4. Coordonner PER et assurance-vie
Le PER ne doit pas être envisagé isolément. Dans une stratégie patrimoniale globale, il se combine avec l’assurance-vie — notamment luxembourgeoise pour les patrimoines les plus importants — et les dispositifs de transmission (donations, démembrement). L’objectif est d’optimiser à la fois la phase de capitalisation, la fiscalité en sortie et la transmission.
5. Vérifier l’impact de la CDHR
La contribution différentielle sur les hauts revenus, reconduite en 2026, impose un taux minimum de 20 % aux foyers dont le revenu fiscal de référence dépasse 250 000 euros (célibataire) ou 500 000 euros (couple). Les versements PER déductibles réduisent le revenu imposable et peuvent donc permettre de passer sous ce seuil ou d’en réduire l’impact.

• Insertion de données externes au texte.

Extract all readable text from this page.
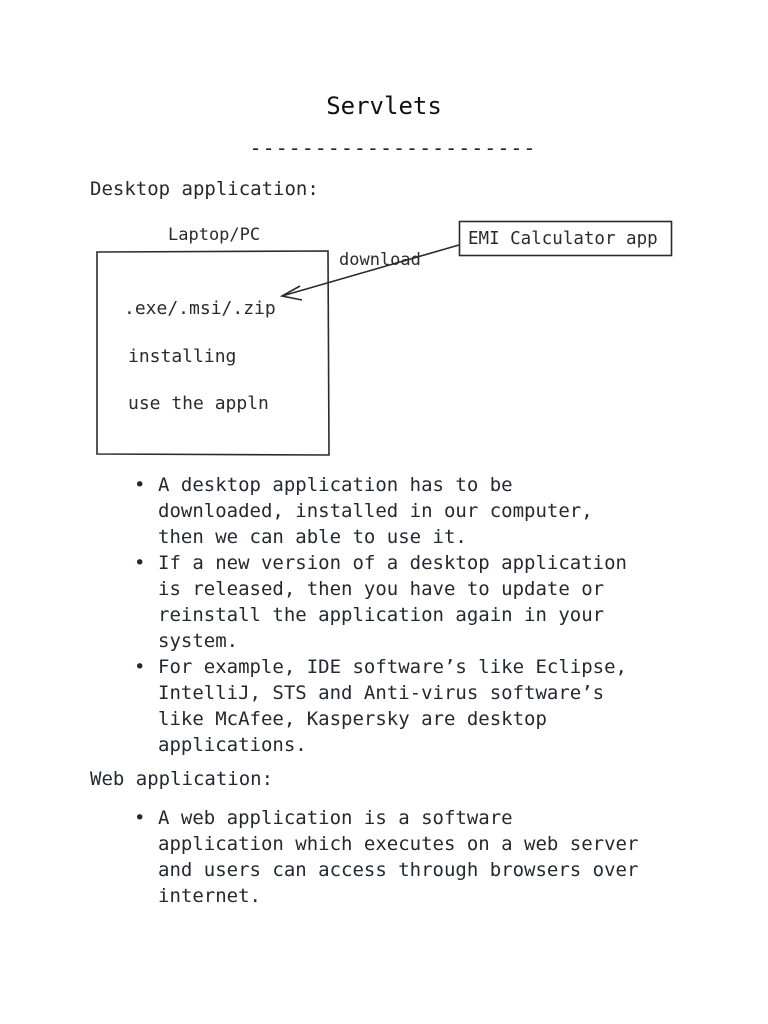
Servlets
----------------------
Desktop application:
Laptop/PC
.exe/.msi/.zip
installing
use the appln
EMI Calculator app
download
• A desktop application has to be
downloaded, installed in our computer,
then we can able to use it.
• If a new version of a desktop application
is released, then you have to update or
reinstall the application again in your
system.
• For example, IDE software’s like Eclipse,
IntelliJ, STS and Anti-virus software’s
like McAfee, Kaspersky are desktop
applications.
Web application:
• A web application is a software
application which executes on a web server
and users can access through browsers over
internet.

Calendrier : les échéances à retenir
- 9 avril 2026 : ouverture de la déclaration en ligne sur impots.gouv.fr
- 19 mai : date limite pour les déclarations papier
- 21 mai : date limite en ligne pour les départements 01 à 19 et non-résidents
- 28 mai : date limite en ligne pour les départements 20 à 54
- 31 décembre 2026 : dernier jour pour effectuer un versement PER déductible au titre des revenus 2026
Nous recommandons de ne pas attendre la fin d’année pour programmer vos versements. Un versement anticipé bénéficie de plusieurs mois de capitalisation supplémentaire et évite les aléas de fin d’exercice.
Les informations contenues dans cet article sont fournies à titre informatif et ne constituent pas un conseil en investissement personnalisé. Les performances passées ne préjugent pas des performances futures.